I should have made Mama take a dozen more pictures. I should have given her a thousand kisses. I should have slept at her feet.

I would have if I’d known I’d never see her again.

“A riot is the language of the unheard.”

– Dr. Martin Luther King, Jr.

1

Maxim

Four Years Later

I am my father’s son.

I’m the spitting image of Warren Cade. Dark, russet-streaked hair with a slight wave just like his. Identical light green eyes. Same wide stretch of back and shoulders. Toe to toe, nose to nose, we both stand six feet, three and a quarter inches. Notwithstanding the striking physical similarities, beneath our skin, inside our bones—we’re the same. Considering my father is one of the most ruthless son-of-a-bitches you’ll ever meet, that should scare me.

“Why am I here, Dad?” I sink into a buttery leather seat on his company’s private jet. “What was so important you had to pull me off campus into this mile-high meeting?”

He glances up from the file on the table in front of him. “Would it kill you to spend a little time with your old man?”

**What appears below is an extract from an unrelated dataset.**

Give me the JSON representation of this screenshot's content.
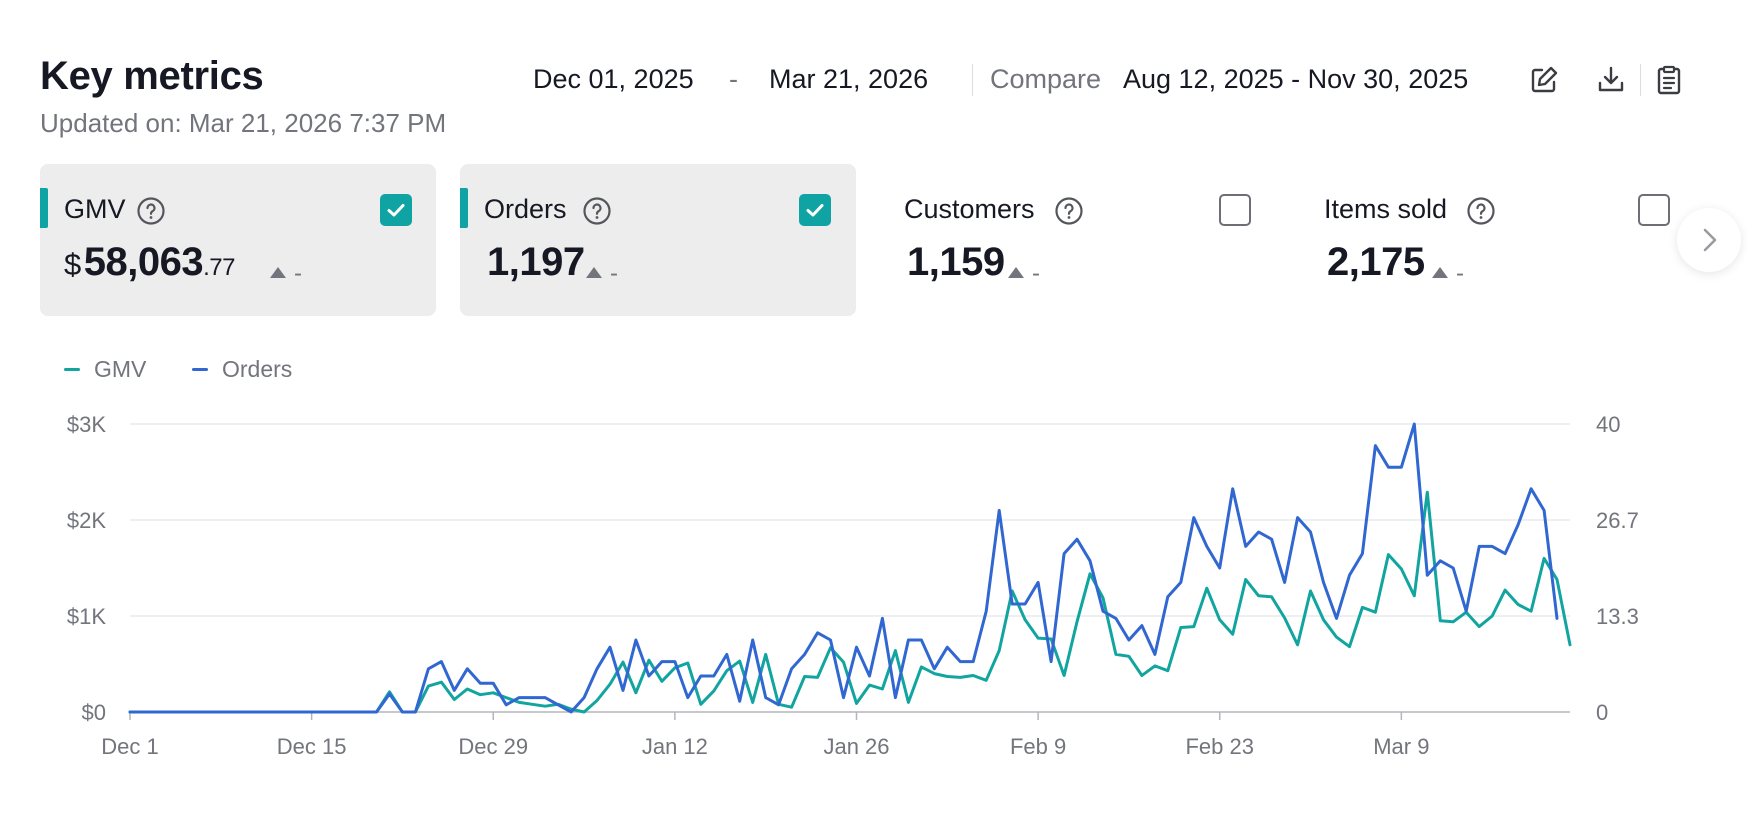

It could kill us both if the last few years are any indication of how we’ll get along on this trip. Our clashes are epic. As a kid, I was my father’s shadow. “Hero worship” would be a mild term for the way I viewed him. We were inseparable, but as I got older and formed my own opinions, found my own will, the chasm between us grew wider. My father rules our family with the same iron fist he runs Cade Energy, the family business. When he tries to rule me . . . it doesn’t go as well.

“It’s an awkward time,” I reply with a shrug. “I’m finishing my thesis and—”

“Why you even wasted your time with that master’s program, I’ll never know.”

I bite back any reply to defend my decision. It made sense when I double majored in business and energy resources engineering for undergrad. That fell in line with his plan for me. Going on to pursue my master’s at Berkeley made no sense. According to his timetable, I should have been leading a division in our company by now.

“Let’s not go there,” I finally say, running an agitated hand through my hair, overlong and almost to my shoulders.